Courtesy of David Gaba
Pediatric nurses
Pediatric nurses at Lucile Packard Children's Hospital engage in an exercise using a mannequin-based simulator.

Prototypes are "expensive but essential," Saunders said. With a relatively small faculty, the medical school aims for highly flexible studio classrooms that can accommodate several small groups at a time. Renderings look a bit like a second-grade class at a Montessori school, with groups of students clustered around various large tables. Furniture and whiteboards will be on casters. Projection technology will be adaptable.

Braddock, who teaches general internal medicine and has won a long list of teaching awards, worked with architects and other faculty members in developing the classrooms with team-based learning in mind.

"In health care, people are calling for interdisciplinary teamwork among physicians, nurses, pharmacists, etc. As an instructional method, this lets learners apply knowledge to real-life case studies and work effectively in high-performance teams," he said. "The instructor's role is to prepare students to enter into very active application exercises and work collaboratively."

A second-floor conference center will enable the medical school to host important national and international gatherings and, Saunders said, "maintain a better conversation with the rest of the university." Bereft of an adequate conference center, the school today holds most of its major meetings off-campus. Like the classroom space and lecture halls, the center will be highly flexible, allowing for tiered or flat seating, small or large groups.

The dean's office will be on the third floor. So, too, will a suite of classrooms, the point being to ensure that the school's administration, faculty and students have opportunities to bump into one another, as they do in the neighboring Clark Center, the path-breaker in enlightened design on campus.

But you won't bump into students on the fourth floor of the LKC, because you can't get there from here. With the best view in the house, the top floor is a students-only space.

Medical students, Ph.D. students and post-docs will have a study area, fitness center, computer labs and kitchen all to themselves. During the planning meetings, it became clear that medical students were not happy with this mix, fearing they would not be able to have frank conversations about patients if there were researchers on the adjacent treadmills. So they will have a small place to themselves, though the gym and kitchen will be mixed.

Inspiration from the top

All this does not come cheap, of course. The estimated cost of the initial LKC building (there will be a second one) is around $90 million.

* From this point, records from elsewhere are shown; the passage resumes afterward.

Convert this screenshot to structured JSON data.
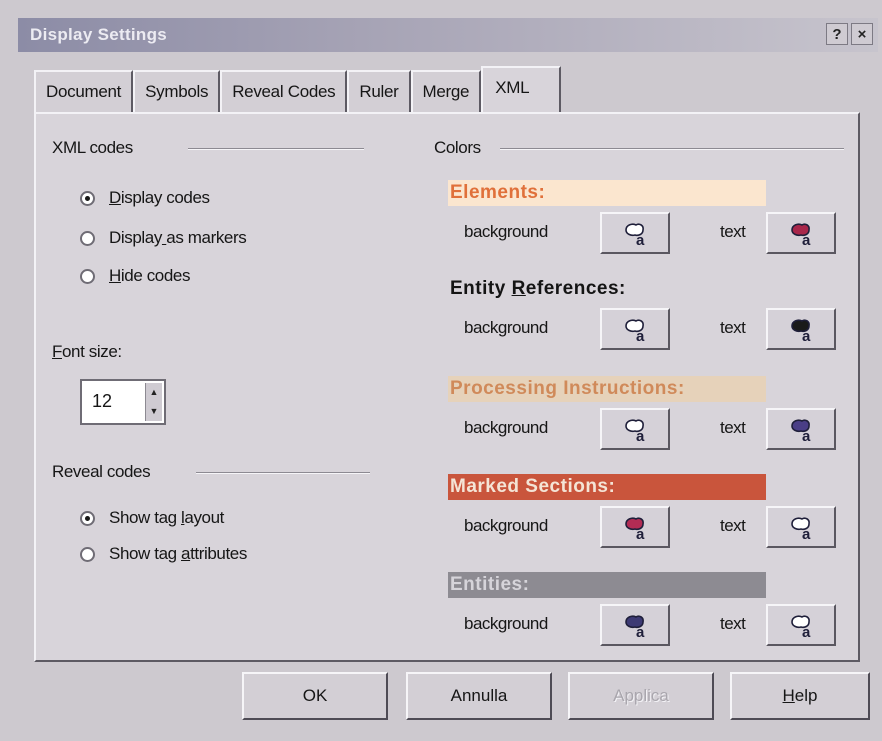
{
  "window": {
    "title": "Display Settings",
    "help_glyph": "?",
    "close_glyph": "×"
  },
  "tabs": [
    {
      "label": "Document"
    },
    {
      "label": "Symbols"
    },
    {
      "label": "Reveal Codes"
    },
    {
      "label": "Ruler"
    },
    {
      "label": "Merge"
    },
    {
      "label": "XML",
      "active": true
    }
  ],
  "xml_codes": {
    "group_label": "XML codes",
    "options": [
      {
        "label": "Display codes",
        "selected": true
      },
      {
        "label": "Display as markers",
        "selected": false
      },
      {
        "label": "Hide codes",
        "selected": false
      }
    ]
  },
  "font_size": {
    "label": "Font size:",
    "value": "12"
  },
  "reveal_codes": {
    "group_label": "Reveal codes",
    "options": [
      {
        "label": "Show tag layout",
        "selected": true
      },
      {
        "label": "Show tag attributes",
        "selected": false
      }
    ]
  },
  "colors": {
    "group_label": "Colors",
    "background_label": "background",
    "text_label": "text",
    "categories": [
      {
        "label": "Elements:",
        "text_color": "#e0703a",
        "bg_color": "#fbe6cf",
        "bg_icon_color": "#ffffff",
        "text_icon_color": "#a8264a"
      },
      {
        "label": "Entity References:",
        "text_color": "#141414",
        "bg_color": "",
        "bg_icon_color": "#ffffff",
        "text_icon_color": "#1a1a1a"
      },
      {
        "label": "Processing Instructions:",
        "text_color": "#d08a5a",
        "bg_color": "#e6d2ba",
        "bg_icon_color": "#ffffff",
        "text_icon_color": "#4a3e86"
      },
      {
        "label": "Marked Sections:",
        "text_color": "#f4e4d6",
        "bg_color": "#c9553c",
        "bg_icon_color": "#b22c54",
        "text_icon_color": "#ffffff"
      },
      {
        "label": "Entities:",
        "text_color": "#d6d4da",
        "bg_color": "#8d8b92",
        "bg_icon_color": "#3d3a74",
        "text_icon_color": "#ffffff"
      }
    ]
  },
  "buttons": {
    "ok": "OK",
    "cancel": "Annulla",
    "apply": "Applica",
    "help": "Help"
  }
}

But in the minds of the school's leaders, there is no other way, no better way, of training physicians and medical researchers. As Pizzo likes to say, the school must teach students not just what to think, but how to think.

"Looking ahead," Gaba said, "immersive learning will be embedded in the fabric of what we do in professional education at every stage, in individual and group learning, throughout one's whole career."

Philip Pizzo

As the project moves closer to groundbreaking day, the school is looking ahead with excitement and trepidation. "Controlled chaos" is on the agenda, the dean warned the school in a recent open letter, addressing the frightening prospect of fewer parking spaces. But innovation never comes easy.

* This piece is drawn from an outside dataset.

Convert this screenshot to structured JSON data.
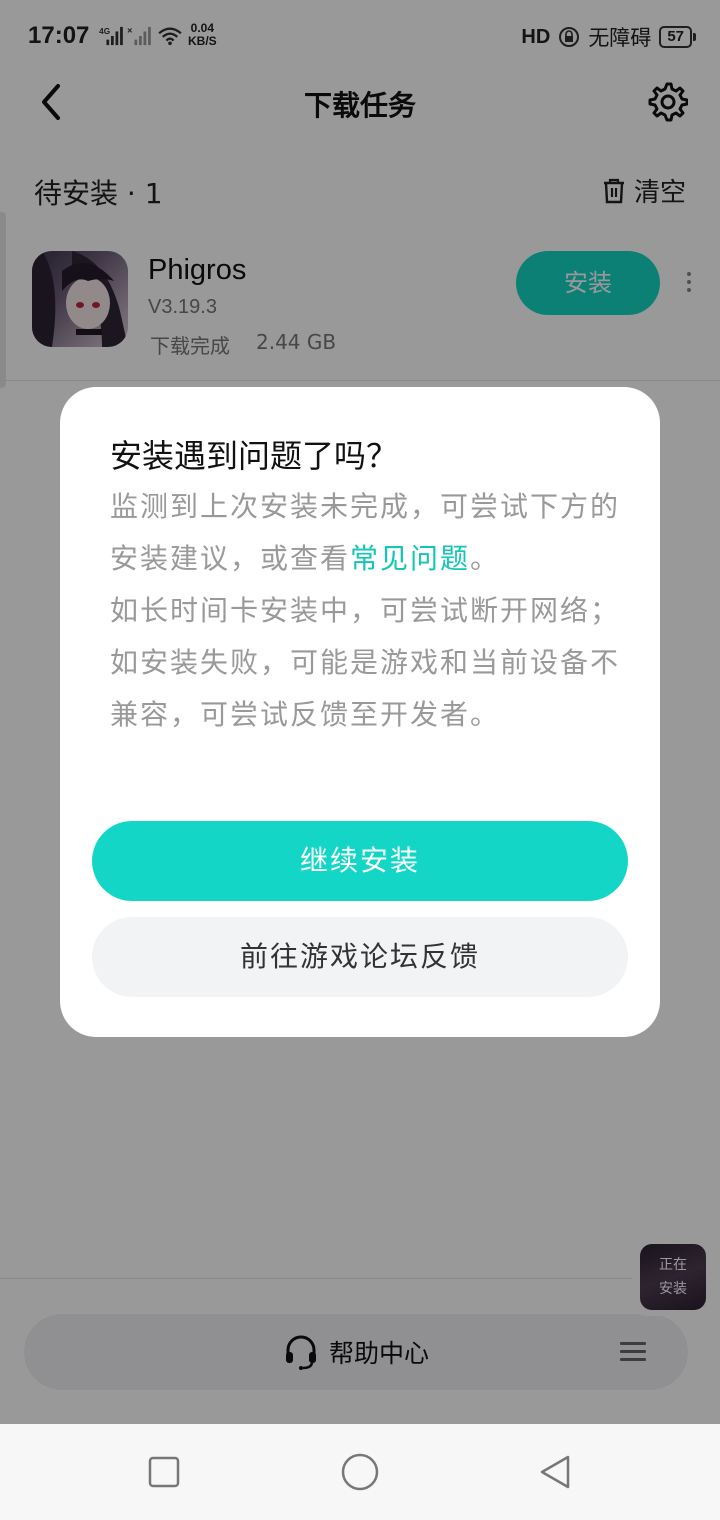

"I'm not aware of any school that has gone as far in promoting team-based learning," Braddock said. "Our whole second-year curriculum is based on teams. We're doing research on the method to see how it affects learner ratings and educational outcomes."

"It starts at the top," he added, asked to explain Stanford's efforts. "Dean Pizzo has created an environment where there's more support for trying to enhance and seek excellence in education."

"The dean has never wavered," Saunders agreed. "He gives us inspired leadership."

It's been a long process, Braddock said. "I've accumulated lots of frequent flyer miles," he said, referring to the planners' road trips to leading medical schools around the country to see what works and how. "But this is a very important building for Stanford, and for it to work we need to have faculty input. So I felt the obligation to provide that. It's really exciting now, looking at how it's turning out."